L’État démocratique et despotique
Ainsi, l’État peut prendre diverses formes, se présentant parfois comme un État démocratique, cherchant à incarner la souveraineté du peuple. Dans ce cadre, il vise à atténuer les écarts et antagonismes économiques, culturels et sociaux qui pourraient mettre en péril l’ordre homogène. Son objectif est alors de préserver une cohésion sociale suffisante pour maintenir un équilibre apparent, malgré les inégalités inhérentes au système.
Cependant, l’État peut également adopter une forme despotique, visant à réprimer les éléments contestataires qui menacent l’homogénéité. Dans ce rôle, il devient l’allié des classes dominantes, veillant à préserver un ordre qui sert les intérêts d’une minorité privilégiée. Le caractère despotique de l’État se manifeste particulièrement lorsqu’il s’emploie à neutraliser les « forces hétérogènes » qui cherchent à contester les fictions régulatrices de la sphère homogène. Au lieu de jouer un rôle de médiateur entre ces forces et les classes dirigeantes, l’État se positionne comme gardien du statu quo, consolidant les structures et les règles qui maintiennent la domination des élites. Ces actions révèlent la véritable fonction de l'État : préserver l'homogénéité en éliminant toute menace potentielle à l'ordre établi.
La dissociation tendancielle de l'existence sociale homogène
Toutefois, fidèle à son approche marxiste, Bataille insiste sur le fait que l’homogénéité sociale ne peut se maintenir que dans le cadre d’un système économique productif, qui doit garantir à chacun de ses membres des conditions minimales d’existence. Car chaque fois qu’un tel système échoue à fournir ces conditions, il engendre ce que Bataille appelle une « dissociation tendancielle de l'existence sociale homogène » (p. 139). Cette dissociation se produit lorsque « une partie significative de la masse des individus homogènes cesse d’avoir intérêt à la conservation de la forme d’homogénéité existante ».
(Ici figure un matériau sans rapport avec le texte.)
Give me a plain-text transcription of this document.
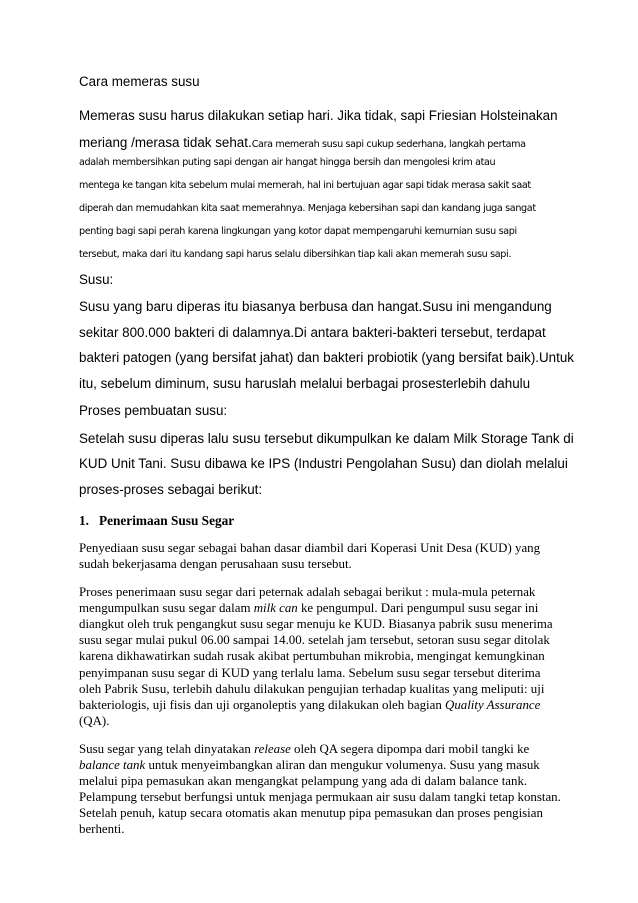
Cara memeras susu
Memeras susu harus dilakukan setiap hari. Jika tidak, sapi Friesian Holsteinakan
meriang /merasa tidak sehat.Cara memerah susu sapi cukup sederhana, langkah pertama
adalah membersihkan puting sapi dengan air hangat hingga bersih dan mengolesi krim atau
mentega ke tangan kita sebelum mulai memerah, hal ini bertujuan agar sapi tidak merasa sakit saat
diperah dan memudahkan kita saat memerahnya. Menjaga kebersihan sapi dan kandang juga sangat
penting bagi sapi perah karena lingkungan yang kotor dapat mempengaruhi kemurnian susu sapi
tersebut, maka dari itu kandang sapi harus selalu dibersihkan tiap kali akan memerah susu sapi.
Susu:
Susu yang baru diperas itu biasanya berbusa dan hangat.Susu ini mengandung
sekitar 800.000 bakteri di dalamnya.Di antara bakteri-bakteri tersebut, terdapat
bakteri patogen (yang bersifat jahat) dan bakteri probiotik (yang bersifat baik).Untuk
itu, sebelum diminum, susu haruslah melalui berbagai prosesterlebih dahulu
Proses pembuatan susu:
Setelah susu diperas lalu susu tersebut dikumpulkan ke dalam Milk Storage Tank di
KUD Unit Tani. Susu dibawa ke IPS (Industri Pengolahan Susu) dan diolah melalui
proses-proses sebagai berikut:
1. Penerimaan Susu Segar
Penyediaan susu segar sebagai bahan dasar diambil dari Koperasi Unit Desa (KUD) yang
sudah bekerjasama dengan perusahaan susu tersebut.
Proses penerimaan susu segar dari peternak adalah sebagai berikut : mula-mula peternak
mengumpulkan susu segar dalam milk can ke pengumpul. Dari pengumpul susu segar ini
diangkut oleh truk pengangkut susu segar menuju ke KUD. Biasanya pabrik susu menerima
susu segar mulai pukul 06.00 sampai 14.00. setelah jam tersebut, setoran susu segar ditolak
karena dikhawatirkan sudah rusak akibat pertumbuhan mikrobia, mengingat kemungkinan
penyimpanan susu segar di KUD yang terlalu lama. Sebelum susu segar tersebut diterima
oleh Pabrik Susu, terlebih dahulu dilakukan pengujian terhadap kualitas yang meliputi: uji
bakteriologis, uji fisis dan uji organoleptis yang dilakukan oleh bagian Quality Assurance
(QA).
Susu segar yang telah dinyatakan release oleh QA segera dipompa dari mobil tangki ke
balance tank untuk menyeimbangkan aliran dan mengukur volumenya. Susu yang masuk
melalui pipa pemasukan akan mengangkat pelampung yang ada di dalam balance tank.
Pelampung tersebut berfungsi untuk menjaga permukaan air susu dalam tangki tetap konstan.
Setelah penuh, katup secara otomatis akan menutup pipa pemasukan dan proses pengisian
berhenti.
Autrement dit, cette dissociation n’est pas simplement le résultat d’une faille interne à la sphère homogène, mais découle du fait que l’homogénéité supposée de cette sphère commence à se fissurer. L’espace homogène devient alors un lieu où un nombre croissant d’individus se retrouve au bord de l’exclusion, ou, pour reprendre le terme de Bataille, sur le point d’être « excrétés » de cette sphère.
Les « formations hétérogènes déjà existantes »
Mais que deviennent ces éléments, une fois excrétés de la sphère homogène et refoulés par un État despotique ? C’est précisément la question à laquelle Bataille cherche à répondre. Le sort de ces éléments expulsés revêt une importance cruciale, car leur destin pourrait redéfinir l’avenir de la société. Leur réintégration ou leur exclusion définitive pourrait transformer la sphère homogène, notamment si leurs revendications hétérogènes sont prises en compte par l’État, cet organisme intermédiaire.
Le devenir de ces éléments rejetés repose principalement sur l’accueil que leur réservent les « formations hétérogènes déjà existantes » : syndicats, communautés religieuses, sociétés secrètes ou collectifs intellectuels, comme le Collectif de Pantin. Ce sont ces formations qui, selon leur capacité à structurer ces éléments désorganisés, leur permettront de s’organiser pour défier la classe dirigeante, laquelle s’efforce de préserver une homogénéité injuste. La classe dominante instrumentalise l’État pour maintenir cet ordre, alors même que, dans une démocratie, l’État devrait protéger les intérêts du peuple.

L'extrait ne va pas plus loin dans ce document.